SCI/Specifications/Sound/Mapping instruments in FreeSCI
Mapping instruments in FreeSCI
The Patch.002 resource
As Ravi describes in his description of the patch resources (which have not been included here), one of the major problems with SCI sound support is the lack of General Midi (GM) support in the earlier games. Since those were written before GM was conceived, this can hardly be considered to be Sierra's fault; but this fact doesn't help when it comes to supporting the games in a portable manner.
Unfortunately, almost every SCI0 game uses an individual instrument mapping scheme. This means that there are only two options to generate GM music from the original SCI sound resources: Either create a manual mapping for each game, or abuse existing data from the game for this purpose. Obviously, the latter way would be either impossible or much easier.
So, the solution would be to use an existing instrument mapping scheme. Those mapping schemes are stored in the patch resources, and, as such, easily accessible to an SCI engine. As those patch files are driver dependent (which, in turn, are hardware dependent), most of the patch data is unusable. The AdLib data, for example, will only work for an OPL-2 FM synthesizer chip or one of its successors, the MT-32 data (which consists of one massive sysex block) won't help anyone without an MT-32 or LAPC-1, and so on. So, to recycle this hardware-dependent data, two new possibilities remain: Either extract and interpret the patch data using a portable software synthesizer (such as timidity), or extract instrument names and map those to GM instruments. The first approach would, of course, yield the better results (at the cost of computation power); but the only software emulator for a specific sound system I've seen so far was an OPL-2 emulator. So the alternative, extracting a text ID of each instrument and using it to map this instrument to a GM instrument, looks much more promising.
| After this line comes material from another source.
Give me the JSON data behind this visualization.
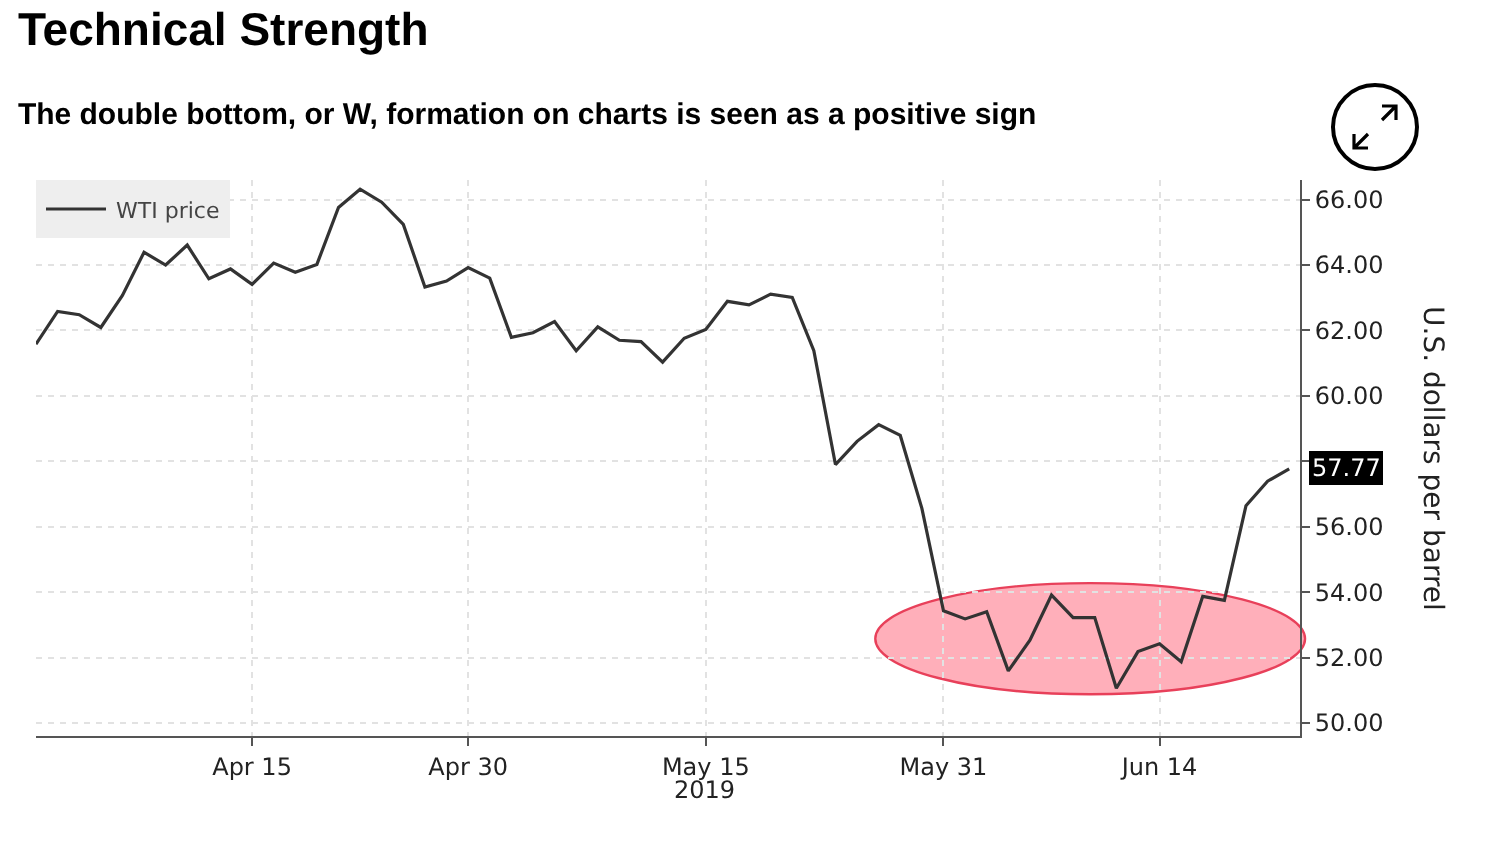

Now, most SCI0 games come with a patch.002 resource, which is used by the IBM Music Feature card and Yamaha FM-01 sound synthesizers (both of which appear to use frequency modulation). This is the only patch file that includes text descriptions of most of its instruments. Note this, not all instruments have name representation. This means that some of them can't be mapped and have to be silenced; but those instruments are either used for sound effects only or not used at all, so this isn't critical.
Using those 7-letter instrument names, it is now possible to build a small database of instruments, which, subsequently, can be mapped to GM instruments.
The file structure is relatively simple (for this purpose): Every patch.002 consists of either one or two instrument banks carrying 48 instruments each. Every instrument has a fixed block size of 0x40 bytes; each block starts with the 7-letter description of the instrument or seven blanks if none is available.
If two banks are present, the second bank is separated from the first one by a two-byte sequence (0xab, 0xcd). Keeping this in mind, it is trivial to extract the instrument names of the 48 or 96 instruments.
Percussion instruments are treated specially in the MIDI standard. MIDI channel 10 (or 9, if you count from 0 to 15 like most people do) is reserved for percussions and some special effects; each key for this channel represents either nothing or one fixed percussion instrument.
At first glance, this might lead to an additional problem of mapping those percussion instruments. Fortunately, the General Midi standard extends on the MT-32 percussion mappings, which are used in SCI0, so that channel 9 can be left completely untouched in the process of instrument mapping.